On the topic of Vladimir Putin’s trajectory, Hubert Védrine stated that « the West managed the Cold War very well and handled the aftermath very poorly. » He wondered how we will « get out of the Ukrainian tragedy; very badly, dramatically? » and how to rebuild relations with Russia, « which will always be there and will never be a social-democratic or Christian-democratic regime. » He insisted that we must not « wait 50 years » to think about postwar relations and stressed that he does not want « Russia’s future to be decided solely in Washington by Trump’s inner circle. » He concluded that we must build a European defense, seek security guarantees, end the war in the least dramatic way possible, and be ready to re-engage with Russia. He also mentioned the need to work with third countries, such as Turkey, to resume diplomatic discussions.

Lord David Owen emphasized that economic cooperation with Russia must continue and that Russia should be brought back into the G8. Sanctions should not be the default approach; instead, we should aim to reintegrate Russia into the global economy.
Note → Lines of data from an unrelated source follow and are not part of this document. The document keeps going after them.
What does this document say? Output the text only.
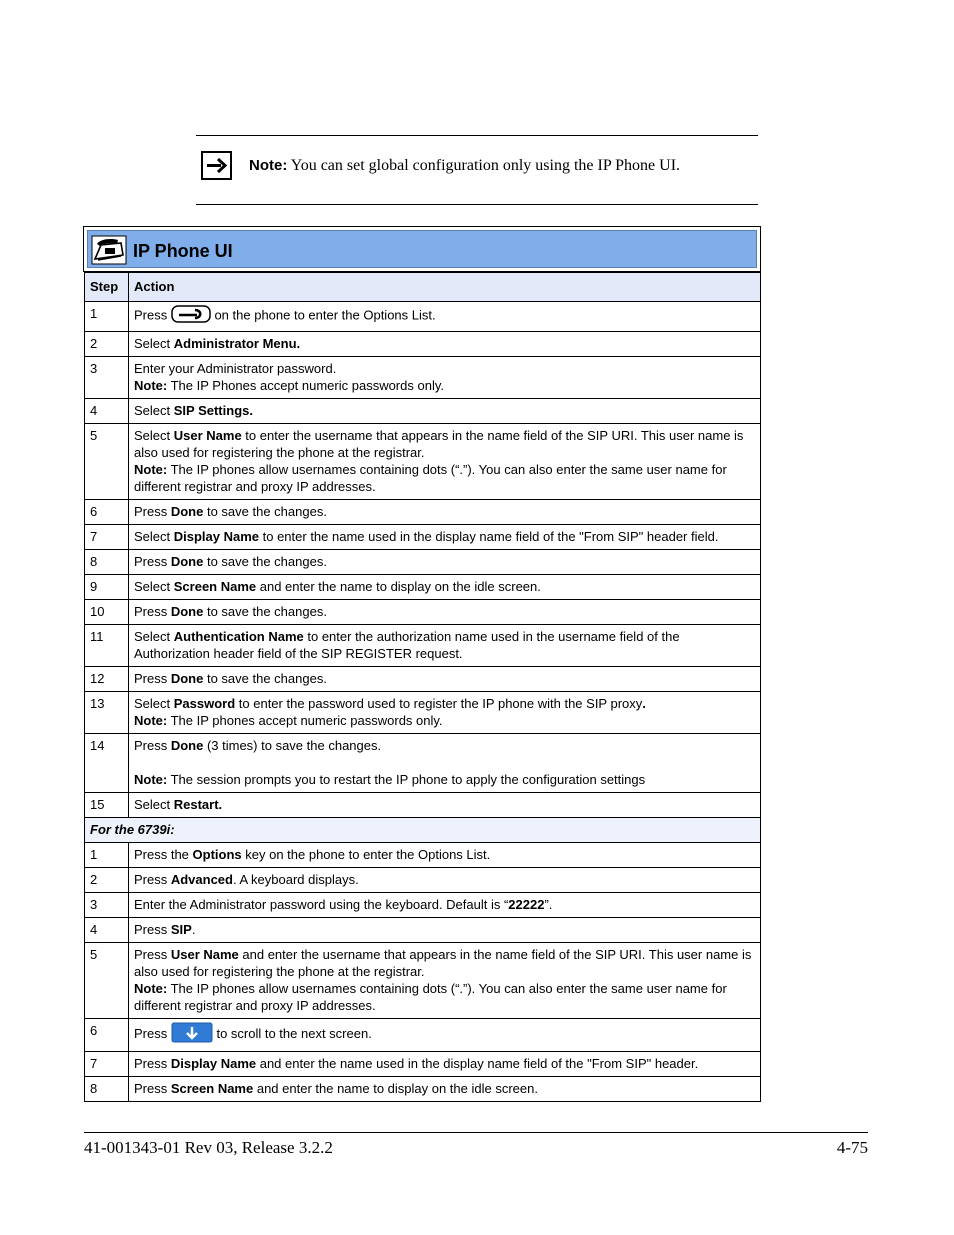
Note: You can set global configuration only using the IP Phone UI.
IP Phone UI
Step	Action
1	Press on the phone to enter the Options List.
2	Select Administrator Menu.
3	Enter your Administrator password.
Note: The IP Phones accept numeric passwords only.
4	Select SIP Settings.
5	Select User Name to enter the username that appears in the name field of the SIP URI. This user name is also used for registering the phone at the registrar.
Note: The IP phones allow usernames containing dots (“.”). You can also enter the same user name for different registrar and proxy IP addresses.
6	Press Done to save the changes.
7	Select Display Name to enter the name used in the display name field of the "From SIP" header field.
8	Press Done to save the changes.
9	Select Screen Name and enter the name to display on the idle screen.
10	Press Done to save the changes.
11	Select Authentication Name to enter the authorization name used in the username field of the Authorization header field of the SIP REGISTER request.
12	Press Done to save the changes.
13	Select Password to enter the password used to register the IP phone with the SIP proxy.
Note: The IP phones accept numeric passwords only.
14	Press Done (3 times) to save the changes.
Note: The session prompts you to restart the IP phone to apply the configuration settings
15	Select Restart.
For the 6739i:	
1	Press the Options key on the phone to enter the Options List.
2	Press Advanced. A keyboard displays.
3	Enter the Administrator password using the keyboard. Default is “22222”.
4	Press SIP.
5	Press User Name and enter the username that appears in the name field of the SIP URI. This user name is also used for registering the phone at the registrar.
Note: The IP phones allow usernames containing dots (“.”). You can also enter the same user name for different registrar and proxy IP addresses.
6	Press to scroll to the next screen.
7	Press Display Name and enter the name used in the display name field of the "From SIP" header.
8	Press Screen Name and enter the name to display on the idle screen.
41-001343-01 Rev 03, Release 3.2.2	4-75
He concluded that it is time to take a step forward and start from scratch, a strategy that would benefit all parties—in his view, something President Emmanuel Macron understands.

Regarding Franco-British relations, Hubert Védrine welcomed the current political will to strengthen ties. In his opinion, the Franco-British partnership is as crucial as the Franco-German one. He advocated putting aside minor disagreements and « investing in the new system of Great Britain, France, Germany, Poland, and possibly Sweden and Italy. »
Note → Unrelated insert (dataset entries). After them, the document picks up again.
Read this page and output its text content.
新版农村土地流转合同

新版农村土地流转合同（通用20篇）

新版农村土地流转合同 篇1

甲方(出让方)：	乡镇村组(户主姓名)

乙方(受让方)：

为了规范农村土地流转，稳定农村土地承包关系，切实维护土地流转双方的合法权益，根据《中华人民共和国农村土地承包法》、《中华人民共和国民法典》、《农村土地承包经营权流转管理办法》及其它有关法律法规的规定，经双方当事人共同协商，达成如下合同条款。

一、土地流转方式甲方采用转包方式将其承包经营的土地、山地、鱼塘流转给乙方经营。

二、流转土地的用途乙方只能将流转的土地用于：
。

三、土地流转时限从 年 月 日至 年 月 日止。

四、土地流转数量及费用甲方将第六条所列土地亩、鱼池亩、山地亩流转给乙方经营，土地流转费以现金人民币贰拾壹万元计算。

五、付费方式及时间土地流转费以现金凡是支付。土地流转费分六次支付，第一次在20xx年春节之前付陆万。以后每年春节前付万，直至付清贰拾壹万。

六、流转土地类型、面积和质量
Lord David Owen agreed that a change in attitudes is necessary and that cooperation must continue.

Reflecting on the Brexit vote, Lord David Owen remarked that the UK’s relationship with the United States used to be stronger than with the European Union, whereas the opposite seems true today. In this light, he suggested that if a new referendum were held, the outcome might be different.

 

A moment was reserved for participants to ask questions.

 

On cooperation in sectors beyond defense, the former Foreign Secretary expressed support for strengthening all other forms of collaboration.

As for the risk of a Russian attack on Eastern Europe, Hubert Védrine pointed out that such threats are often exaggerated, even if they cannot be entirely dismissed. He stated that « politicians are obliged to manage » whether or not a threat is rational. He argued that we must approach the situation with a balance of power mindset and avoid inflating perceived threats as Putin does.

Lord David Owen added that Russia’s behavior also depends on who leads the country. He argued that economic sanctions are ineffective and should not be relied upon. He concluded by saying that Putin will not be in power forever, and that support for Russia and its people will be essential once his regime ends.

Regarding the risk of the far right coming to power in France in 2026—potentially weakening cooperation with other EU member states—Hubert Védrine emphasized that « in our modern democracies, there are elections all the time; when there aren’t, there are polls, and when there are no polls, there are social networks that influence things. » He stressed the importance of forging relations so strong that they become practically irreversible, and of « creating a situation that even extremist, incompetent governments could not undo, » within the next two years.

Hubert Védrine concluded by stating that sanctions are a tool of the powerful, but that their failure against Russia shows their limits. According to him, « Article 42 doesn’t work, » and « the real system is NATO. » He argued that enlargement must also be addressed and that the European Political Community—currently not taken seriously—is « the only true European meeting point. » In the short term, he called for a focus on aid to Ukraine and warned that if the EU fails to address the fundamental disconnect between its elites and its citizens, it risks falling apart.

Lord David Owen concluded by saying that the strongest current diplomatic relationship is the one between France, the U.S. Ambassador, and the British Ambassador—a cooperation he described as functioning perfectly.